Business plans, sales forecasts, best practices, how-to steps, lists of solutions … are they like hidden treasure, waiting for you to find them? Is that how you approach them? Ask people on Twitter, find out what to do?
What if there’s really no treasure out there at all, and what really happens is that one by one, case by case, we develop our own. We either make our own treasure, or we waste our time searching.

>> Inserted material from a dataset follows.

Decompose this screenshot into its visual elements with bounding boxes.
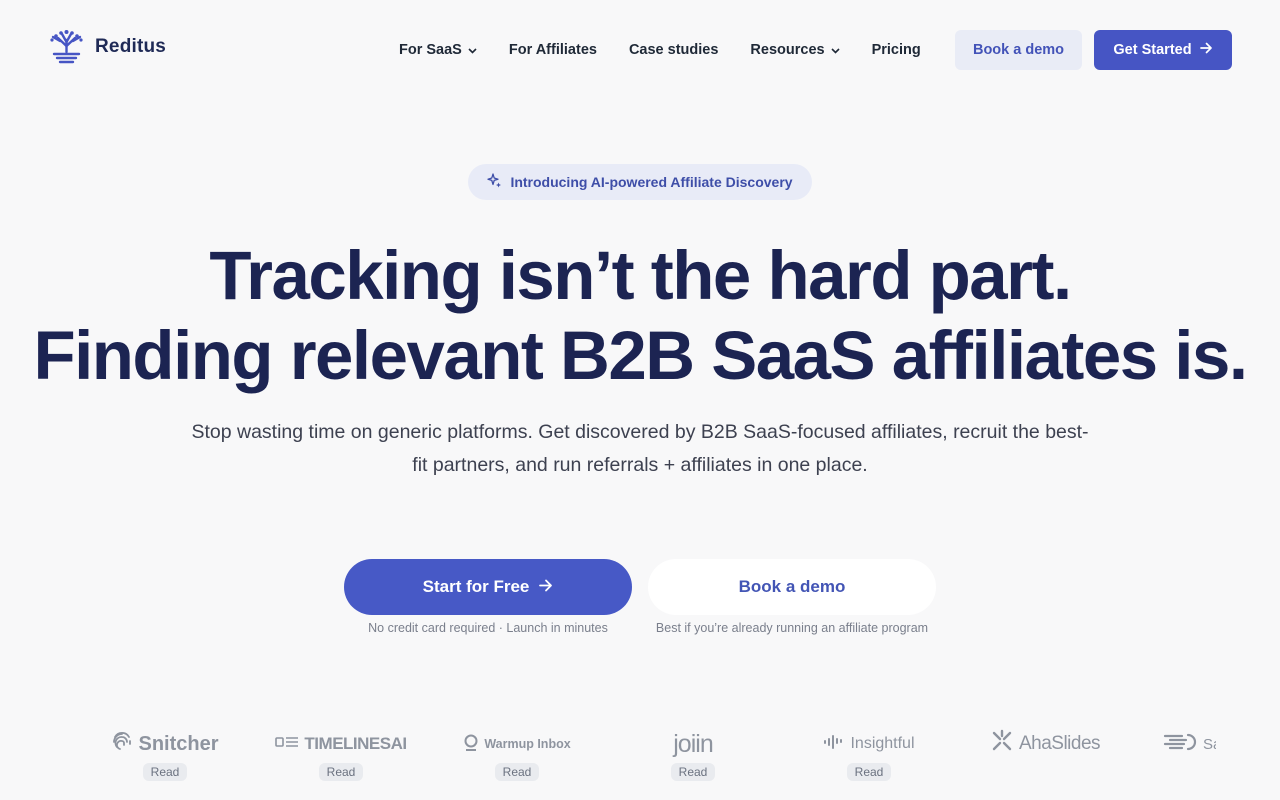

Offering advice scares me. Sure, it’s sort of what I do, in this blog, in books, and so on. But it scares me because in the real world, general rules don’t always apply. Every case is different. The right answers are the ones you make yourself, not the ones you find. I want people to take what I say about something and think about it, compare it to other views, try it on, see if it fits, and make it their own thing.

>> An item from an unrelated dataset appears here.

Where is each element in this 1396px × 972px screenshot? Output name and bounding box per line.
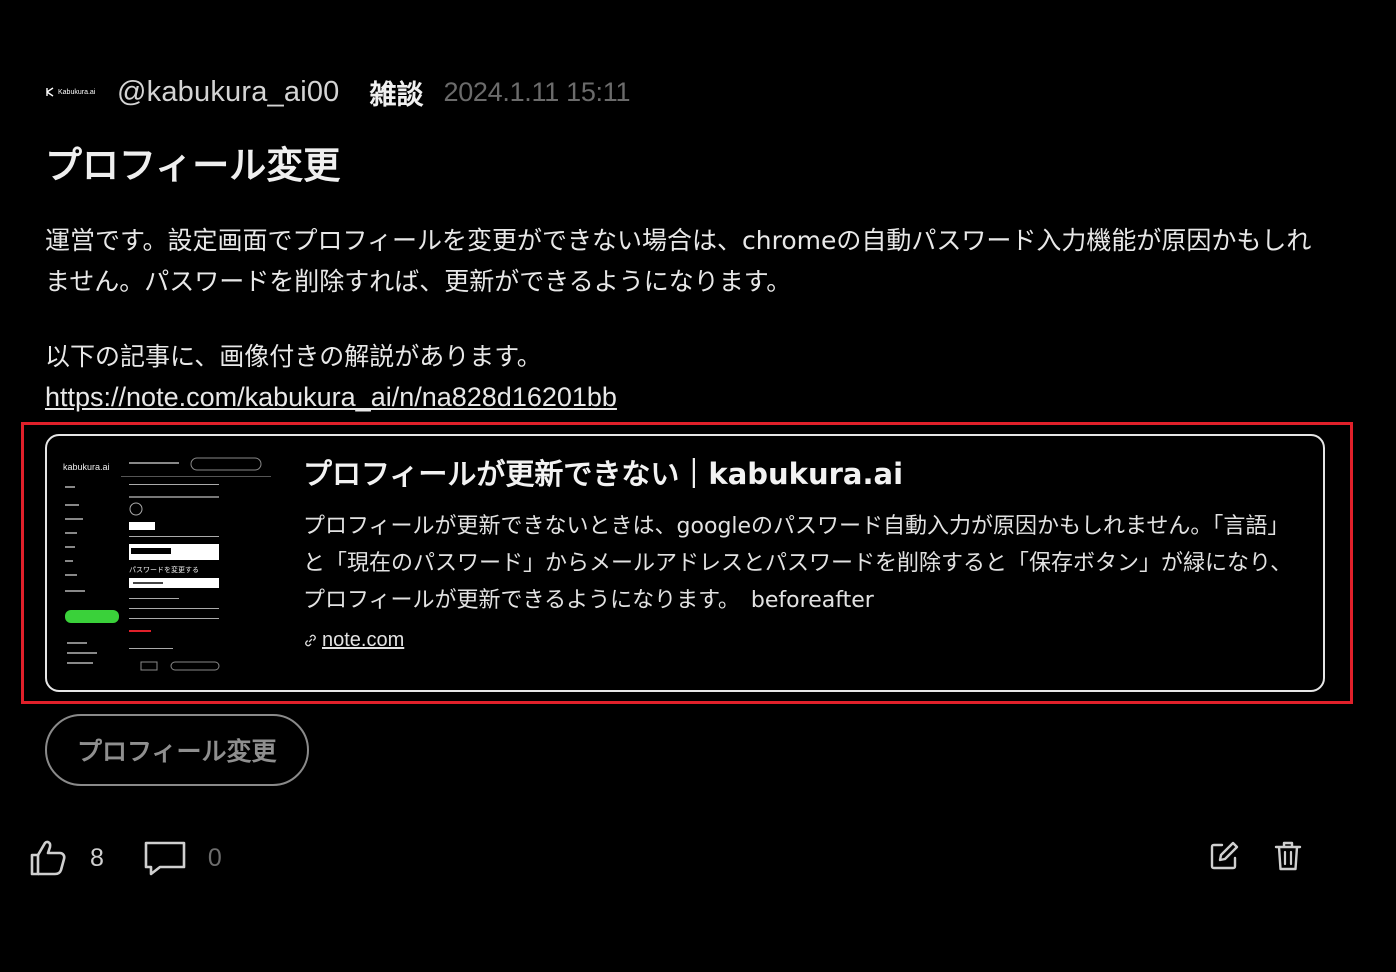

This is related to the “I’m not qualified” syndrome. There’s a scene in a Monty Python movie where the woman in labor asks the doctor (played by John Cleese): “doctor, doctor, what do I do?” And the doctor answers, scornfully: “You? You do nothing. You’re not qualified.”
Too many people think somebody else – the MBA, the CPA, the one with the grey hair – has some magic that they don’t have. Are you like the woman in the birth scene, wondering what to do? You’re not qualified?
The obvious case that I deal with all the time is the idea of finding a business plan instead of making your own. Samples are great, sure, but don’t think any existing business plan will ever work for your business. You have a different time, place, strengths and weaknesses, resources, goals, and so on. It’s a bit like writing a novel: reading others helps, but you don’t find the novel you authored, you write it.
That’s just one example of many. Throughout the world of small business and entrepreneurship, people everywhere have the mistaken idea that there is a right answer somewhere, if only they can just find it. Do you homework. Educate your guesses. But this is your business, like it’s your life.
Don’t spend too much time finding the hidden treasure. Do it your way, not mine, not hers, or his, or theirs, or some theoretical right way. Everything is case by case. Do it your way.
(Image: James Steidl/Shutterstock)
Thanks very much. Exactly what I needed to read this morning.
I had been searching for that treasure, that template/sample that I think will scream “THAT’S WHAT I WANT”, with no success. I discovered the best way is to create one yourself.
I mostly agree that “the answer” is not out there, but there’s still a fundamental way that you can evaluate these kind of concept work tasks. See my post:
While it aims at making a boss happy, even if you are the boss, you should still be trying to evaluate your own performance.